Of course, peopling a scene with modern-day observers can be a theatrical cliché, but not here. The outsiders see nothing, and the concept engages that intriguing question of what happens to the gods. It also helped that Mr. Dorst clearly worked well with the cast, drawing nuanced and poignant portrayals from even the silent characters.
In “Das Rheingold,” when we meet Wotan and his extended family of gods, they are living in what looks like a run-down building in a public park, with a nearby lookout post of dingy stone walls marred by graffiti. When Wotan and Loge, seeking the power of the magic ring, descend to the mine that the maniacal dwarf Alberich is operating, the place is a modern energy plant. A power plant, get it? A meter reader comes through at one point, looking at gauges, unaware that Wotan and Alberich are engaged in a battle of wits.
The home of Hunding, the brut ish clansman, and his oppressed wife, the captured demigodess Sieglinde, looks like some formerly grand estate, now damaged by a street pole with a downed power line that has smashed through a wall. Curiosity-seekers mill about. And when the clouds clear around Wotan striding atop his mountain, the site is revealed to be a hilltop park with a viewing area to which some bicyclists have made their way.
I loved the idea that the best place the calculating dwarf Mime was able to find to rear the young Siegfried was an abandoned classroom, with a chemistry lab table for Mime to mix his potions, a chalk board and an old crib in a cluttered corner where the infant Siegfried once slept. Also striking was the stone quarry that represented Valhalla, where the Valkyries were not doing a good job of serving fallen heroes, here pasty-skinned and delicate young men in lacy robes, sleeping as if dead to the world.
For me, the costumes designed by Bernd Skodzig are the biggest lapse of the production. Mr. Dorst wanted the gods to look alien, not human. Alien is one thing, silly another. In “Rheingold,” the gods’ outfits look like rejects from the “Star Trek” costume shop.
Of the major roles, the most vocally compelling performance was from the bass-baritone Falk Struckmann as Wotan. He sang with earthy tone and plenty of power, fully conveying a god torn by uncertainty and arrogance. The American soprano Linda Watson won fairly consistent ovations for her Brünnhilde. I tried to like her. She sang with vibrancy, with a voice that sliced through the orchestra and, in reflective passages, offered some lovely phrasing. But her sound was just too strident and wobbly for me.
The American Stephen Gould, the Siegfried, is far from a born heldentenor. His voice lacks heroic heft and clarion top notes. But he sang with unflagging verve, acted with agility and pulled it off. Until a real contender comes along, he will do. But in their many scenes together, his work was usually overshadowed by the nasal-toned tenor Gerhard Siegel as a wonderfully impish Mime, a character role.

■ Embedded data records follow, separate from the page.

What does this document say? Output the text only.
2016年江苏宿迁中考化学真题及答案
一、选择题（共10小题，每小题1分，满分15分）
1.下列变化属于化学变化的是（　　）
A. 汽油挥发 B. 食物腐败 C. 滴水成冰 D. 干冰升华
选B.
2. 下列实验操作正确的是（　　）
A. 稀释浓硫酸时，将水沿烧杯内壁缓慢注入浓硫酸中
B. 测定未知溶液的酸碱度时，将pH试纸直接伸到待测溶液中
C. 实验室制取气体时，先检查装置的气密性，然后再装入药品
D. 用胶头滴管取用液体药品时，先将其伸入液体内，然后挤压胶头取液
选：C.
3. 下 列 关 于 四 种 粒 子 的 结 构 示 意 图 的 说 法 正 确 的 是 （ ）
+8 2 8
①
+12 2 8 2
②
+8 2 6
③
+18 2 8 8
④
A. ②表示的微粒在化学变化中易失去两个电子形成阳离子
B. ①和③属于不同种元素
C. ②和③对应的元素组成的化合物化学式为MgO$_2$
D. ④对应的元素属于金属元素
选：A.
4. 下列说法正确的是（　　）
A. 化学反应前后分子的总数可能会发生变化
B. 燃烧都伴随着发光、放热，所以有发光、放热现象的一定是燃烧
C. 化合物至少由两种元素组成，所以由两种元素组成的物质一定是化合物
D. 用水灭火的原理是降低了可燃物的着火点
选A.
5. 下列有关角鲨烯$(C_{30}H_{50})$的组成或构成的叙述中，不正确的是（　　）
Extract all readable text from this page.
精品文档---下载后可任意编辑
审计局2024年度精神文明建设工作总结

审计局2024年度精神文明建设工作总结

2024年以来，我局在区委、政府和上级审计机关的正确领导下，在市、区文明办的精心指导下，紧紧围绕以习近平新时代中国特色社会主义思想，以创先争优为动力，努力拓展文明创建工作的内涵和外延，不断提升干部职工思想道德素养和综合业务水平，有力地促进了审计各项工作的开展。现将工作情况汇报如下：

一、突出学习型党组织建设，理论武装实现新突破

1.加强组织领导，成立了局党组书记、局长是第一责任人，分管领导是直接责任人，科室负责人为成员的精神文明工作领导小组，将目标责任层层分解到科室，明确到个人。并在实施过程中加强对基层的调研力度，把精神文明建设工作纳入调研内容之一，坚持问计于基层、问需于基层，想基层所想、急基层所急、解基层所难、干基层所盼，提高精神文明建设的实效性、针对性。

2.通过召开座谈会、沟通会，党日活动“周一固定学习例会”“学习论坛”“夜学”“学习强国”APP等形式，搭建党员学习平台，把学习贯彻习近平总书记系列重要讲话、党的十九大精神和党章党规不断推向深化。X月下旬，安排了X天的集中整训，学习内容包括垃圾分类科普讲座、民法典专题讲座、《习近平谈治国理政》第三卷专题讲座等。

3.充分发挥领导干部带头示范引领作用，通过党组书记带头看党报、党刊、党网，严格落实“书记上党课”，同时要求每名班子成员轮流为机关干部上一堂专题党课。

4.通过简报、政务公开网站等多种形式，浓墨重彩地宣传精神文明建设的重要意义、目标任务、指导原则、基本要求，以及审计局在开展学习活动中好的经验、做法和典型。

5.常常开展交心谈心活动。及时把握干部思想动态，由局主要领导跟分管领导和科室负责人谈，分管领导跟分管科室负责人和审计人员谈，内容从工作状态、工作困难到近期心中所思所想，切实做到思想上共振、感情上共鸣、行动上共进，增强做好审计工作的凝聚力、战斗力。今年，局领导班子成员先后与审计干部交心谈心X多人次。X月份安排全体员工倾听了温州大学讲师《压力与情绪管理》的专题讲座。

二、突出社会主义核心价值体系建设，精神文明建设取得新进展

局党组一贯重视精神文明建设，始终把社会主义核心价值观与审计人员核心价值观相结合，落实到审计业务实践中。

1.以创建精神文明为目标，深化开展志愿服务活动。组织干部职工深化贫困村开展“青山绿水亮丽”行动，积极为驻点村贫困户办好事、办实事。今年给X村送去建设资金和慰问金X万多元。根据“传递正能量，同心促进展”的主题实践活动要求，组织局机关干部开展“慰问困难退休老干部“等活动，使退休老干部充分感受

Andrew Shore was an aptly conniving Alberich. Other standouts were the luminous soprano Adrianne Pieczonka as Sieglinde; Hans-Peter König, chilling as Hagen; and the dusky-toned Mihoko Fujimura as Erda and also as Waltraute (in “Götterdämmerung”).
Because of Bayreuth’s unique covered pit, the orchestra players cannot be seen. So it was a lovely touch during the final ovations on Monday when the curtain opened to reveal the musicians standing onstage, instruments in hand, in their dressed-for-comfort wear. They won a huge and much-deserved ovation. And their outfits of colorful T-shirts, jeans, shorts and summer dresses looked a lot better than the production’s costumes.